Le deuil est également évoqué à travers le décès de l’épouse d’Asakura. Comment aborder la mort d’un proche quand on vit et doit élever seul un enfant ? Comment ne pas lui imposer son propre chagrin ? Ikumen After tente de répondre à ces questions difficiles à travers une histoire tendre et touchante. Ce thème revient également dans Le mari de mon frère où Yaichi et son beau frère doivent tous deux faire face à la mort d’un même proche, chacun réagissant différemment à la situation.
La garde de l’enfant : source inévitable de conflit ?
Il est parfois compliqué pour des parents séparés avec enfant de trouver un juste équilibre. Si elle est présente, la rancœur envers l’autre obnubile parfois la perception des événements, et ce au détriment du bonheur de l’enfant.
Dans Amour Sincère, Ôsawa élève seul sa fille, suite à l’abandon de son ex-femme. L’enfant n’a pu la voir que quelques week-ends depuis, mais la vie avec son père semble lui convenir. Surtout que cette vie à deux est redevenue une vie à trois… avec un client gay de son père qui les héberge pour un temps, essentiellement pour des raisons pratiques. Néanmoins, si l’amour est la dernière des préoccupations d’Ôsawa, des sentiments finissent tout de même par naître entre les deux hommes. Seulement voilà, leur harmonie naissante se retrouve bouleversée quand la maman de Chizu, décidant de se remarier, souhaite reprendre la garde de sa fille sans aucune autre forme de procès. Elle estime qu’un homme seul élevant une enfant ne peut pas y arriver, surtout avec un emploi du temps chargé comme celui d’Ôsawa. L’auteur rappelle d’ailleurs à ce moment-là que les pères de famille, élevant seuls leurs enfants, n’ont droit à aucune aide de l’Etat, et sont véritablement livrés à eux-mêmes.

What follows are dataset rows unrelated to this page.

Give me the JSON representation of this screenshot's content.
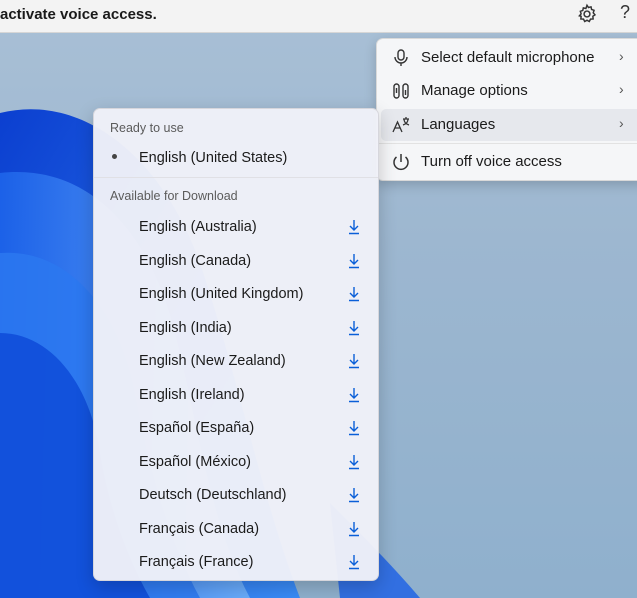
{
  "topbar": {
    "status_text": "activate voice access.",
    "settings_icon": "gear-icon",
    "help_label": "?"
  },
  "menu": {
    "items": [
      {
        "label": "Select default microphone",
        "icon": "microphone-icon",
        "has_submenu": true
      },
      {
        "label": "Manage options",
        "icon": "options-icon",
        "has_submenu": true
      },
      {
        "label": "Languages",
        "icon": "language-icon",
        "has_submenu": true,
        "active": true
      },
      {
        "label": "Turn off voice access",
        "icon": "power-icon",
        "has_submenu": false
      }
    ],
    "chevron": "›"
  },
  "languages": {
    "ready_header": "Ready to use",
    "ready": [
      {
        "label": "English (United States)"
      }
    ],
    "download_header": "Available for Download",
    "available": [
      {
        "label": "English (Australia)"
      },
      {
        "label": "English (Canada)"
      },
      {
        "label": "English (United Kingdom)"
      },
      {
        "label": "English (India)"
      },
      {
        "label": "English (New Zealand)"
      },
      {
        "label": "English (Ireland)"
      },
      {
        "label": "Español (España)"
      },
      {
        "label": "Español (México)"
      },
      {
        "label": "Deutsch (Deutschland)"
      },
      {
        "label": "Français (Canada)"
      },
      {
        "label": "Français (France)"
      }
    ]
  },
  "colors": {
    "accent": "#0a5fd8",
    "wallpaper": "#1f6be6"
  }
}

Le lecteur plonge ainsi au cœur du problème de la garde partagée. Si Ôsawa a l’habitude de faire passer le bonheur de sa fille avant le reste – il le répète haut et fort ! – comment doit-il réagir en apprenant cette brusque nouvelle ? Surtout que son ex-épouse semble davantage s’intéresser au fils de son nouveau mari plutôt qu’à sa propre fille. Conséquence : une fugue lors d’une balade avec sa mère et sa nouvelle famille. Tout se finit bien, ou presque, car s’en suit une discussion houleuse sur la garde de l’enfant et la relation homosexuelle d’Ôsawa avec son ami.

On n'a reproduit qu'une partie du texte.